Permeability prediction with artificial neural network modeling in the Venture gas field, offshore eastern Canada

Abstract

Estimating permeability from well log information in uncored borehole intervals is an important yet difficult task encountered in many earth science disciplines. Most commonly, permeability is estimated from various well log curves using either empirical relationships or some form of multiple linear regression (MLR). More sophisticated, multiple nonlinear regression (MNLR) techniques are not as common because of difficulties associated with choosing an appropriate mathematical model and with analyzing the sensitivity of the chosen model to the various input variables. However, the recent development of a class of nonlinear optimization techniques known as artificial neural networks (ANNs) does much to overcome these difficulties. We use a back‐propagation ANN (BP-ANN) to model the interrelationships between spatial position, six different well logs, and permeability.

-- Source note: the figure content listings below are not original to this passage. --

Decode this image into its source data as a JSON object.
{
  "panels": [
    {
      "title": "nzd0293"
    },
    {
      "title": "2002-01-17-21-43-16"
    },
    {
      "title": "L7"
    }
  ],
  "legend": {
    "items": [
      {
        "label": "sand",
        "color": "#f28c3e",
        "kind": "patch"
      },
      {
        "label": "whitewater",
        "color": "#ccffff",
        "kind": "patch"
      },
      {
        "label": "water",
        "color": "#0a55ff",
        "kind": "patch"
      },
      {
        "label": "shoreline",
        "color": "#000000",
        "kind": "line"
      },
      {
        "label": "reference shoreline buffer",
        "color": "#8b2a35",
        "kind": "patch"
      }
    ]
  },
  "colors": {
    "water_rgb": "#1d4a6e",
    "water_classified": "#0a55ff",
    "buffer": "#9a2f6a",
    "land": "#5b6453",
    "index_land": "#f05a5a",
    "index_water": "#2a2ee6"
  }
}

Data from four wells in the Venture gas field (offshore eastern Canada) are organized into training and supervising data sets for BP-ANN modeling. Data from a fifth well in the same field are retained as an independent data set for testing. When applied to this test data, the trained BP-ANN produces permeability values that compare well with measured values in the cored intervals. Permeability profiles calculated with the trained BP-ANN exhibit numerous low permeability horizons that are correlatable between the wells at Venture. These horizons likely represent important, intra‐reservoir barriers to fluid migration that are significant for future reservoir production plans at Venture. For discussion, we also derive predictive equations using conventional statistical methods (i.e., MLR, and MNLR) with the same data set used for BP-ANN modeling. These examples highlight the efficacy of BP-ANNs as a means of obtaining multivariate, nonlinear models for difficult problems such as permeability estimation.